According to Moline, the center is now required to have an oncology nurse manager on site to address the growing number of cancer patients following the cleanup.

“Our center’s new space will allow us to better provide the needed care for our patients, and increase our services as the program expands,” she said. “As we know, many of the first responders and others who worked for weeks and months at Ground Zero and debris sites after September 11 are experiencing a range of serious health problems.”

Retired police officer and paramedic Martin Grillo volunteered at the time of the attacks and returned every day until the site was closed in May 2002.

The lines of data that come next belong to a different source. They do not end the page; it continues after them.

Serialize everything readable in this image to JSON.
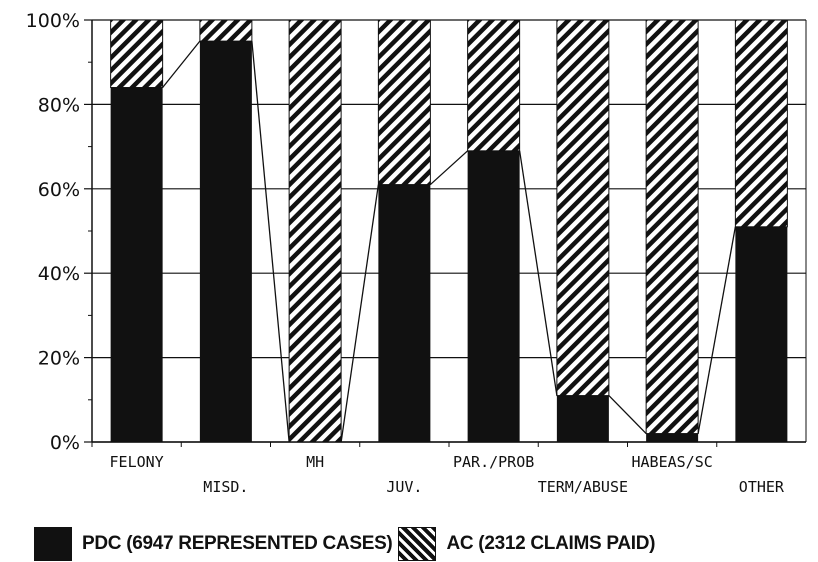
{
  "chart_data": {
    "type": "bar",
    "stacked": true,
    "percent": true,
    "categories": [
      "FELONY",
      "MISD.",
      "MH",
      "JUV.",
      "PAR./PROB",
      "TERM/ABUSE",
      "HABEAS/SC",
      "OTHER"
    ],
    "series": [
      {
        "name": "PDC (6947 REPRESENTED CASES)",
        "values": [
          84,
          95,
          0,
          61,
          69,
          11,
          2,
          51
        ],
        "color": "#111111",
        "pattern": "solid"
      },
      {
        "name": "AC (2312 CLAIMS PAID)",
        "values": [
          16,
          5,
          100,
          39,
          31,
          89,
          98,
          49
        ],
        "color": "#111111",
        "pattern": "diagonal-hatch"
      }
    ],
    "ylim": [
      0,
      100
    ],
    "yticks": [
      "0%",
      "20%",
      "40%",
      "60%",
      "80%",
      "100%"
    ],
    "grid": true,
    "legend_position": "bottom"
  },
  "legend": {
    "pdc_label": "PDC (6947 REPRESENTED CASES)",
    "ac_label": "AC (2312 CLAIMS PAID)"
  }
}
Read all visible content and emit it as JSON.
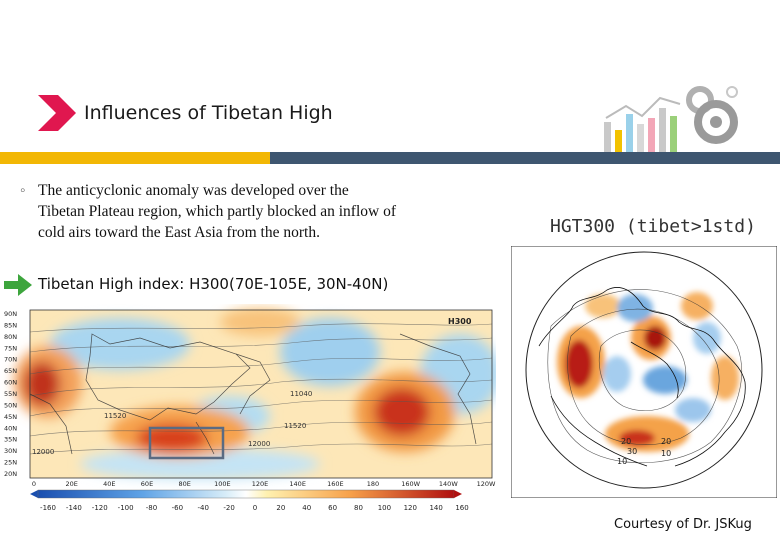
{
  "slide": {
    "title": "Influences of Tibetan High",
    "bullet_marker": "◦",
    "bullet_line1": "The anticyclonic anomaly was developed over the",
    "bullet_line2": "Tibetan Plateau region, which partly blocked an inflow of",
    "bullet_line3": "cold airs toward the East Asia from the north.",
    "index_label": "Tibetan High index: H300(70E-105E, 30N-40N)",
    "credit": "Courtesy of Dr. JSKug",
    "accent_yellow": "#f2b705",
    "accent_slate": "#3e5670",
    "title_arrow_color": "#e0174f",
    "green_arrow_color": "#3da53d"
  },
  "map": {
    "panel_label": "H300",
    "lat_labels": [
      "90N",
      "85N",
      "80N",
      "75N",
      "70N",
      "65N",
      "60N",
      "55N",
      "50N",
      "45N",
      "40N",
      "35N",
      "30N",
      "25N",
      "20N"
    ],
    "lon_labels": [
      "0",
      "20E",
      "40E",
      "60E",
      "80E",
      "100E",
      "120E",
      "140E",
      "160E",
      "180",
      "160W",
      "140W",
      "120W"
    ],
    "contour_labels": [
      "11040",
      "11520",
      "11520",
      "12000",
      "12000"
    ],
    "colorbar_labels": [
      "-160",
      "-140",
      "-120",
      "-100",
      "-80",
      "-60",
      "-40",
      "-20",
      "0",
      "20",
      "40",
      "60",
      "80",
      "100",
      "120",
      "140",
      "160"
    ],
    "box_region": "70E-105E, 30N-40N"
  },
  "polar": {
    "title": "HGT300 (tibet>1std)",
    "contour_labels": [
      "20",
      "30",
      "20",
      "10",
      "10"
    ]
  }
}
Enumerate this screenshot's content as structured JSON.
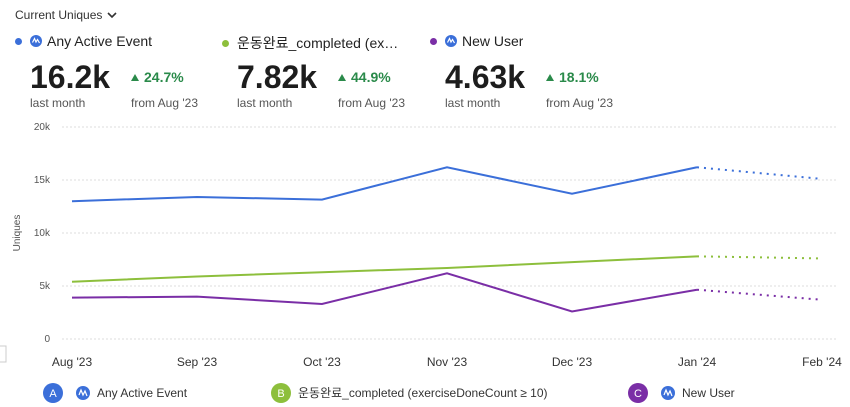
{
  "header": {
    "title": "Current Uniques"
  },
  "summaries": [
    {
      "value": "16.2k",
      "period": "last month",
      "change": "24.7%",
      "compare": "from Aug '23"
    },
    {
      "value": "7.82k",
      "period": "last month",
      "change": "44.9%",
      "compare": "from Aug '23"
    },
    {
      "value": "4.63k",
      "period": "last month",
      "change": "18.1%",
      "compare": "from Aug '23"
    }
  ],
  "chart_data": {
    "type": "line",
    "ylabel": "Uniques",
    "categories": [
      "Aug '23",
      "Sep '23",
      "Oct '23",
      "Nov '23",
      "Dec '23",
      "Jan '24",
      "Feb '24"
    ],
    "series": [
      {
        "name": "Any Active Event",
        "letter": "A",
        "color": "#3b6fd9",
        "values": [
          13000,
          13400,
          13150,
          16200,
          13700,
          16200,
          15100
        ]
      },
      {
        "name": "운동완료_completed (exerciseDoneCount ≥ 10)",
        "letter": "B",
        "color": "#8dbf3c",
        "values": [
          5400,
          5900,
          6300,
          6700,
          7250,
          7800,
          7600
        ]
      },
      {
        "name": "New User",
        "letter": "C",
        "color": "#7a2ea6",
        "values": [
          3900,
          4000,
          3300,
          6200,
          2600,
          4650,
          3700
        ]
      }
    ],
    "ylim": [
      0,
      20000
    ],
    "yticks": [
      0,
      {
        "value": 5000,
        "label": "5k"
      },
      {
        "value": 10000,
        "label": "10k"
      },
      {
        "value": 15000,
        "label": "15k"
      },
      {
        "value": 20000,
        "label": "20k"
      }
    ],
    "grid": true,
    "dotted_last_segment": true
  }
}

“Initially I was very lucky and didn’t have any problems like many of my friends, the responders, did,” Grillo said.

Nearly seven years after the cleanup efforts, his sentences were interrupted by breathing problems and short walks became a burdening task.

While Grillo was not diagnosed with cancer, doctors at the center have provided treatment for his problems with his reactive airway disease, sleep apnea and gastroesphageal reflux disease (GERD).

“I hope that they maintain the same high standards of patient care here that they did at the other facility, because I built up a good relationship with the staff here,” he said. “That’s the most important thing, that we don’t get treated like a number.”

Borough president Helen Marshall was at the ceremonial ribbon cutting ceremony for the new clinic, located at 97-77 Queens Boulevard, on Monday.

“Queens is proud to be the borough with the largest number of responders,” Marshall said.

She spoke in support of the legislation that provided over $4 billion in federal funding to address health issues resulting from the WTC attacks.

“These federal funds will help continue the provisions of services and programs for those who served so bravely and so selflessly on 9/11,” she said. “Their physical, emotional and mental well being depends greatly on their ability to link them with the services they so richly deserve.”